In her interview with the Post, Ms. Pelosi suggested the only litmus test for Democratic candidates is support for working families.
“In our caucus, one thing unifies us: our values about working families,” she said. “Some people are more or less enthusiastic about this issue or that issue or that issue. They’ll go along with the program, but their enthusiasm is about America’s working families.”
Ms. Pelosi’s comments echo those made by other Democrats in recent days, who seemed to bristle at Mr. Perez’s idea that pro-lifers were excommunicated from the party.

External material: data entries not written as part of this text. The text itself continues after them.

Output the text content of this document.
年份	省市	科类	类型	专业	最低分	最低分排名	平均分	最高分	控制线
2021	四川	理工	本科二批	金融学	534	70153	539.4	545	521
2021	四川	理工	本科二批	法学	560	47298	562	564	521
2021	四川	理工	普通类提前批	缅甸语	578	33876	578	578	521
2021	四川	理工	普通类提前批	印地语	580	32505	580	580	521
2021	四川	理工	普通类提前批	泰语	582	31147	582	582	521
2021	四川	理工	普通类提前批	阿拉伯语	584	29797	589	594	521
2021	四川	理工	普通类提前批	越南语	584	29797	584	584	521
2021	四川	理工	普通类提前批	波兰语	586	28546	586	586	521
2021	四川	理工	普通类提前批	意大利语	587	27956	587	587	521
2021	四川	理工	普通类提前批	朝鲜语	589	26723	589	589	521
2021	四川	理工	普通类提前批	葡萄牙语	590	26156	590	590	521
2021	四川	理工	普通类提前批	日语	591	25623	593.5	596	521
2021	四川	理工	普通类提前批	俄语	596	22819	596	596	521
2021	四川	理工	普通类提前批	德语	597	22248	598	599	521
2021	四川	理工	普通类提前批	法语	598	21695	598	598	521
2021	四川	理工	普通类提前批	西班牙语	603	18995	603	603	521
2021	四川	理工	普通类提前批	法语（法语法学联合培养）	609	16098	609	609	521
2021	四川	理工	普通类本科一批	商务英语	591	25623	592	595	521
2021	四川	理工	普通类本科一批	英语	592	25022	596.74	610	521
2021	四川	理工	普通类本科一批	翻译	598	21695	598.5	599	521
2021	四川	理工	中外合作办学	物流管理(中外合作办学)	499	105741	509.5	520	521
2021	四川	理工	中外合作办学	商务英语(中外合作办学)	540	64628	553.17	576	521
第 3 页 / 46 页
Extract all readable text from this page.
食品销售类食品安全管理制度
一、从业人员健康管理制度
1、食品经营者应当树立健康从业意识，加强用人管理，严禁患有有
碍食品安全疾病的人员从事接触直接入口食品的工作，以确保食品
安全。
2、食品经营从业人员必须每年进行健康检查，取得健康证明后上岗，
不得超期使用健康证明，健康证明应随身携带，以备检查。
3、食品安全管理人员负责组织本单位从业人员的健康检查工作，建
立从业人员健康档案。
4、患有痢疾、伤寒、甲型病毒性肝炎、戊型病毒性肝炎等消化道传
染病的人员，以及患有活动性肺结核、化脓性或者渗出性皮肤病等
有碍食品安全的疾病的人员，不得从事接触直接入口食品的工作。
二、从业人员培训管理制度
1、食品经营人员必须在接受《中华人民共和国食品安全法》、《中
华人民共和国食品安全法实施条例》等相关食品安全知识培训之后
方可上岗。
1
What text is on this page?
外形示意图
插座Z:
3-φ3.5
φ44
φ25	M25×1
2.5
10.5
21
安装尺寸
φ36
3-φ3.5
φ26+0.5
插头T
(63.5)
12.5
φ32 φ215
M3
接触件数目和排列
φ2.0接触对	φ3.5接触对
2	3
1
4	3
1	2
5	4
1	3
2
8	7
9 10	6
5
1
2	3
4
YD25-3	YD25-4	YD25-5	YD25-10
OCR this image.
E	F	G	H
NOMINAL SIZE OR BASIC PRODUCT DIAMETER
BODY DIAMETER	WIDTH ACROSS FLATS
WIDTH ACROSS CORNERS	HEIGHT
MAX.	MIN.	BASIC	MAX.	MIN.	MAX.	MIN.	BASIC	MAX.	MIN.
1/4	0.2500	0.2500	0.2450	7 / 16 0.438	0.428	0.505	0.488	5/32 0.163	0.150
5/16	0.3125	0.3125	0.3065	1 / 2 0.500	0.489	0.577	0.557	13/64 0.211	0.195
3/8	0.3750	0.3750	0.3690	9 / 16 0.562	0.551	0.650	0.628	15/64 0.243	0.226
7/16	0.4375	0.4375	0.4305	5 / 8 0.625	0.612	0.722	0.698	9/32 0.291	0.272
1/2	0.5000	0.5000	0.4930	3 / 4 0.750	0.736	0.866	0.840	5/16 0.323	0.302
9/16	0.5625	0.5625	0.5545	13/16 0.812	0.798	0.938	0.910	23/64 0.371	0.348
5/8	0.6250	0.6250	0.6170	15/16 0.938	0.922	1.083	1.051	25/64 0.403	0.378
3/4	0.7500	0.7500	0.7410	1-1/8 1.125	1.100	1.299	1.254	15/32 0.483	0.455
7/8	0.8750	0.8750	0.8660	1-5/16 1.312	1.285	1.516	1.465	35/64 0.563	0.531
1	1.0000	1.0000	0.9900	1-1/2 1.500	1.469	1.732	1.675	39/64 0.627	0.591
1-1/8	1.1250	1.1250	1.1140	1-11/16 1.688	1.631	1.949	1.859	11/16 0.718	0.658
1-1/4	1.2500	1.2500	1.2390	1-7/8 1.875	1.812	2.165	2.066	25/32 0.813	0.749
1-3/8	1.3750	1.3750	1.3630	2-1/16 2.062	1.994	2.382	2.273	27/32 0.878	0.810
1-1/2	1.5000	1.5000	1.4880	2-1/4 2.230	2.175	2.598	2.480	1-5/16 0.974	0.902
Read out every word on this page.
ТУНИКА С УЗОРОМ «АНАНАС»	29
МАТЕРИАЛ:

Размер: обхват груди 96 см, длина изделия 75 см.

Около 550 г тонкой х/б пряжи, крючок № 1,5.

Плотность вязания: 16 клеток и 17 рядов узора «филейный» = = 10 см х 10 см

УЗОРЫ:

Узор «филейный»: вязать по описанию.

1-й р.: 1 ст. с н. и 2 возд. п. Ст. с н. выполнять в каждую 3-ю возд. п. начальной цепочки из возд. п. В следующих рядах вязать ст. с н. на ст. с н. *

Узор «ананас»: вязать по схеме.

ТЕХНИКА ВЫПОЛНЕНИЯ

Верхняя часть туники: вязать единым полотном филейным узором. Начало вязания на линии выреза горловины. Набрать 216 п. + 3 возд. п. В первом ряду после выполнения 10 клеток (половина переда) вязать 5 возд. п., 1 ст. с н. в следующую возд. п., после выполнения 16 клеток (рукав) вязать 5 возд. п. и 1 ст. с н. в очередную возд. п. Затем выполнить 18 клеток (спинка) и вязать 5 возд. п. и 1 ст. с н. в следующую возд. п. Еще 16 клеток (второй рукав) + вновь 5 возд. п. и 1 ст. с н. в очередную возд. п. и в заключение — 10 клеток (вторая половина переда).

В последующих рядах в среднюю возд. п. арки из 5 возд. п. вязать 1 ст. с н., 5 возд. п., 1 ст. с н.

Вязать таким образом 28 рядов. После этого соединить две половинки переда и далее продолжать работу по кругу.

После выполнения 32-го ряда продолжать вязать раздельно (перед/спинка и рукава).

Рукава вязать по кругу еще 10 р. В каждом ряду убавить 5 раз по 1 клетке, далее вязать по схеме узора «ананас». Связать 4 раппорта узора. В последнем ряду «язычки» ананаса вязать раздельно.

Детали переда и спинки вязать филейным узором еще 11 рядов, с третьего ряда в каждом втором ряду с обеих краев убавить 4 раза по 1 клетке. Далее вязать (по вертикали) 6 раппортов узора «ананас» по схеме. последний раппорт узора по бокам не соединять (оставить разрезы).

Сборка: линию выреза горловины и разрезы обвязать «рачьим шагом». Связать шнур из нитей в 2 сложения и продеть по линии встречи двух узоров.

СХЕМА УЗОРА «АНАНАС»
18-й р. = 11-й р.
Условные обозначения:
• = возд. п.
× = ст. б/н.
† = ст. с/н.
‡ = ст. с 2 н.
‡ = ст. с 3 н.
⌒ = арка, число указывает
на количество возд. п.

“I couldn’t disagree more with what Tom Perez said, I think it’s not correct that our party should have litmus tests about who wants to join our party,” Senator Claire McCaskill of Missouri, who supports abortion rights, told the Atlantic on April 27. “We may disagree on various issues, and I just don’t think we should say ever anyone is not welcome in our party based on one of those issues.”
The head of the Democratic Party in Arkansas also recoiled at the notion that pro-life Americans were not welcome in the party.
“The only litmus test we care to take is whether what we do is in the best interest of the people we serve,” Rep. Michael John Gray told the Arkansas Democrat-Gazette. “Ideological purity leaves little room for compromise on our most important issues.”
Ms. Pelosi, meanwhile, appeared to lay blame at the hands of pro-life Catholics and Evangelicals for President Trump’s surprise victory in November, suggesting that those voters overlooked their other concerns such as immigration and climate change.
“You know what? That’s why Donald Trump is president of the United States—the evangelicals and the Catholics, anti-marriage equality, anti-choice. That’s how he got to be president,” she said. “Everything was trumped, literally and figuratively by that.”
Still, she recalled with fondness her work with Catholic sisters in the United States to help pass the Affordable Care Act in 2010. Their support, cited as instrumental in helping pass the law, came over objections from U.S. bishops, who are today urging Republicans not to repeal the law without guaranteeing Americans will be able to retain health insurance.
“The Catholic nuns,” Ms. Pelosi said, “thank God for the Catholic nuns.”